Here, the lines drawn between art and politics are abundant and seamless, and it was this articulation from within the medium of the modern itself that may have saved Yazbek and Farzin’s work from being, well, too didactic. Their installation inhabits multiple modes, documentary and aesthetic, and from there, works its way out. And while at times it may seem like the works could benefit from less telling — the quotes sprinkled here and there do feel excessive at times, with their ah-ha! conspiratorial juxtapositions — the visual experience of the sculpted form makes up for any gratuitous pedantry.

Yazbek and Farzin’s next project will involve navigating the world of cultural diplomacy as played out in Iran under the late Shah. Iran, which is where Farzin is from, has also been awash with oil and, like Venezuela, has a long record of projecting itself on the world stage through ambitious infrastructural — and even cultural — projects. After all, the Shah and his pretty wife Farah launched an avant-garde arts festival in the southern city of Shiraz in the 1960s and built up an impressive modern art collection, too. That congruity between the two geographies — Iran and Venezuela — emerged in explicit fashion in one of the photographs on display in the Los Angeles show.
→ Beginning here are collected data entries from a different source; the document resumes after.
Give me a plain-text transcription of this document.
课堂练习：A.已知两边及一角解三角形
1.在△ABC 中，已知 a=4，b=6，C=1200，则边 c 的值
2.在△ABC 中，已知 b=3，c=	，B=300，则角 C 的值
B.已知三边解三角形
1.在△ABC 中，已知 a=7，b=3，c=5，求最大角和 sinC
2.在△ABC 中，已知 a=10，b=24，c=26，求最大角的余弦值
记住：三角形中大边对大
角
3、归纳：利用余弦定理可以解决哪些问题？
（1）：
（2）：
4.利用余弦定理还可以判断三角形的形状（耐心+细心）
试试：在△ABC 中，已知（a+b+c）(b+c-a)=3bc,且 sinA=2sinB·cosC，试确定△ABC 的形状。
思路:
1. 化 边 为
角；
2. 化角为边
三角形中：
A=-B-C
Anyone who has visited the Tehran Museum of Contemporary Art may have noticed a Calder mobile (circa 1946) on permanent exhibition, dangling above the modern building’s spiral staircase (in the aftermath of the Islamic Revolution, the grim-faced portraits of Ayatollah Khomeini and the Supreme Leader were installed just behind it). Adding the merest patina of irony, at the base of the museum’s winding staircase is a work by Japanese artist Noriyuki Haraguchi, in the form of an oversize, square-shaped steel container. Within the container’s shimmering depths, visible as museum-goers lean over and gaze downward, sits a pool of oil, perfectly reflective.